Below the individual translations in this volume, we have provided further information, where available, concerning the archival sources from which the dates of broadcast have been determined. There, where possible, we also indicate the length and time of the broadcasts.

For broadcasts that are translated and included in Radio Benjamin, the reader is referred to this volume. For broadcasts that do not appear in this volume but that have been translated elsewhere, the reader is referred to the relevant translation. For broadcasts that do not appear in this volume and, as far as we know, have not been translated elsewhere, the reader is referred to the relevant pages in the Gesammelte Schriften. In the last instance, the titles appear first in German, with a translation provided in brackets.

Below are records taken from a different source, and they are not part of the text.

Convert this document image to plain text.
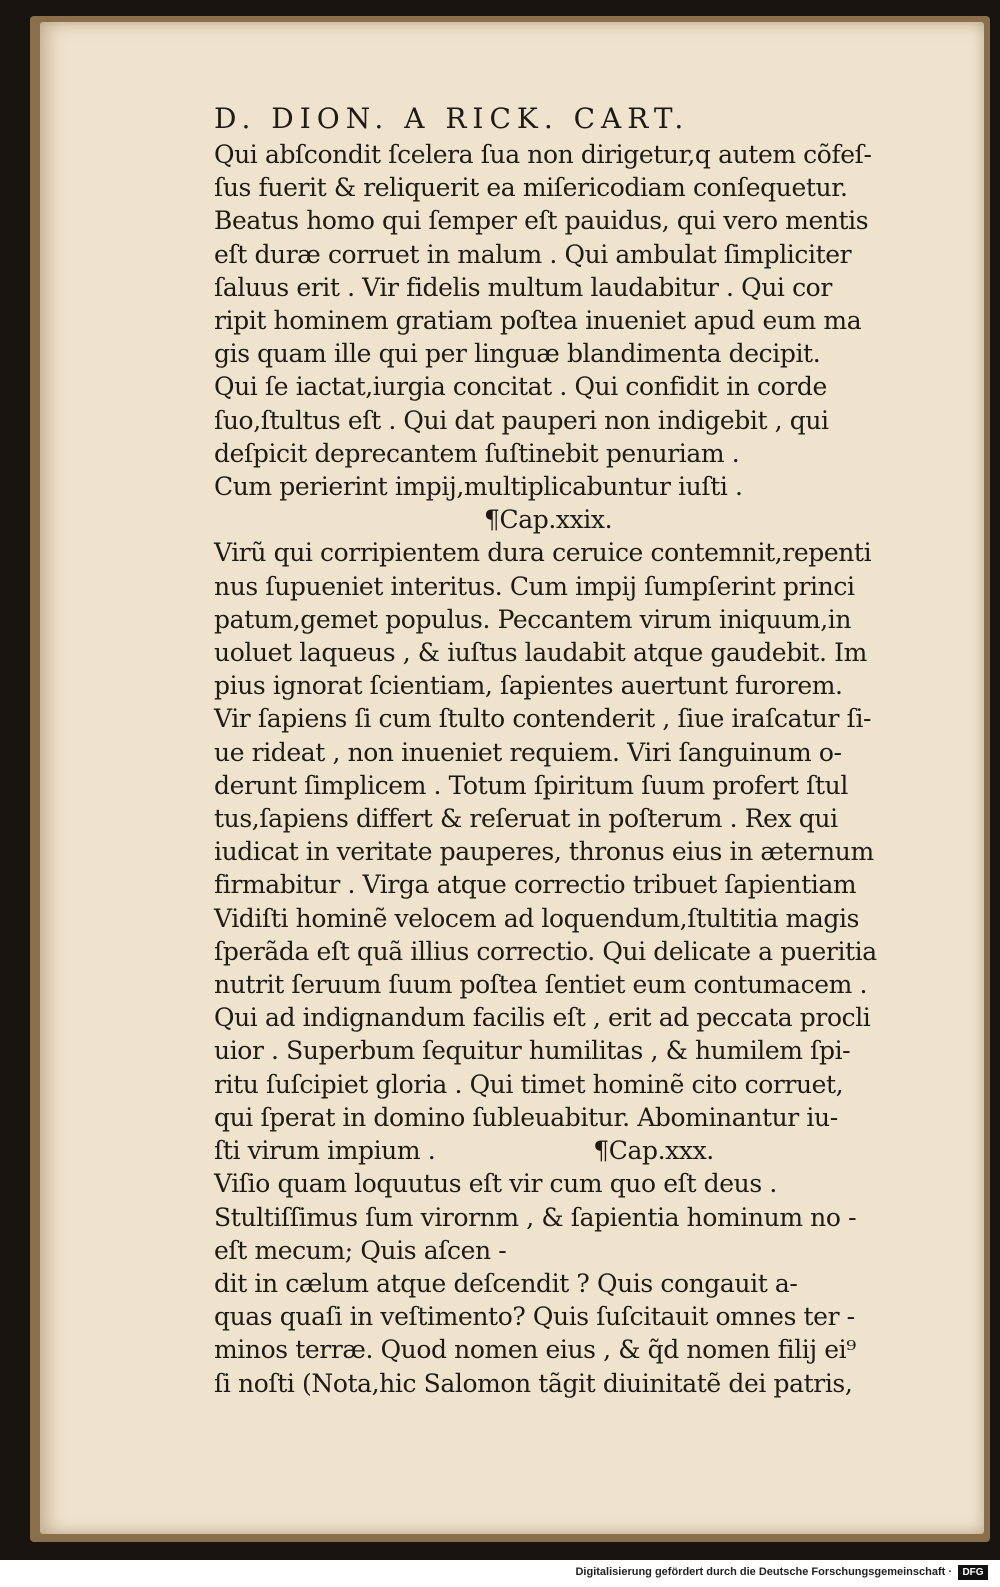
D. DION. A RICK. CART.
Qui abſcondit ſcelera ſua non dirigetur,q autem cõfeſ-
ſus fuerit & reliquerit ea miſericodiam conſequetur.
Beatus homo qui ſemper eſt pauidus, qui vero mentis
eſt duræ corruet in malum . Qui ambulat ſimpliciter
ſaluus erit . Vir fidelis multum laudabitur . Qui cor
ripit hominem gratiam poſtea inueniet apud eum ma
gis quam ille qui per linguæ blandimenta decipit.
Qui ſe iactat,iurgia concitat . Qui confidit in corde
ſuo,ſtultus eſt . Qui dat pauperi non indigebit , qui
deſpicit deprecantem ſuſtinebit penuriam .
Cum perierint impij,multiplicabuntur iuſti .
¶Cap.xxix.
Virũ qui corripientem dura ceruice contemnit,repenti
nus ſupueniet interitus. Cum impij ſumpſerint princi
patum,gemet populus. Peccantem virum iniquum,in
uoluet laqueus , & iuſtus laudabit atque gaudebit. Im
pius ignorat ſcientiam, ſapientes auertunt furorem.
Vir ſapiens ſi cum ſtulto contenderit , ſiue iraſcatur ſi-
ue rideat , non inueniet requiem. Viri ſanguinum o-
derunt ſimplicem . Totum ſpiritum ſuum profert ſtul
tus,ſapiens differt & reſeruat in poſterum . Rex qui
iudicat in veritate pauperes, thronus eius in æternum
firmabitur . Virga atque correctio tribuet ſapientiam
Vidiſti hominẽ velocem ad loquendum,ſtultitia magis
ſperãda eſt quã illius correctio. Qui delicate a pueritia
nutrit ſeruum ſuum poſtea ſentiet eum contumacem .
Qui ad indignandum facilis eſt , erit ad peccata procli
uior . Superbum ſequitur humilitas , & humilem ſpi-
ritu ſuſcipiet gloria . Qui timet hominẽ cito corruet,
qui ſperat in domino ſubleuabitur. Abominantur iu-
ſti virum impium .	¶Cap.xxx.
Viſio quam loquutus eſt vir cum quo eſt deus .
Stultiſſimus ſum virornm , & ſapientia hominum no -
eſt mecum; Quis aſcen -
dit in cælum atque deſcendit ? Quis congauit a-
quas quaſi in veſtimento? Quis ſuſcitauit omnes ter -
minos terræ. Quod nomen eius , & q̃d nomen filij ei⁹
ſi noſti (Nota,hic Salomon tãgit diuinitatẽ dei patris,
Digitalisierung gefördert durch die Deutsche Forschungsgemeinschaft ·	DFG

A word on the “lost or missing” broadcasts: these are known to have taken place in the sense that other archival traces, including announcements in radio journals such as the Berlin station’s Funkstunde or the Frankfurt station’s Südwestdeutsche Rundfunk-Zeitung, testify to the fact. These broadcast-events, for which there is no remaining typescript of the material in its broadcast form, fall into at least two categories: broadcasts for which there is no related, surviving “textual witness” to the broadcast material, in other words no existing material other than the mention of the broadcast in a radio journal or in Benjamin’s other broadcasts, letters, or other work; and broadcasts for which there exist other, related versions of the material, such as print versions published elsewhere by Benjamin. For the latter category, we refer the reader to the relevant pages of the related material in the Gesammelte Schriften, and, where possible, relevant translations of the related texts.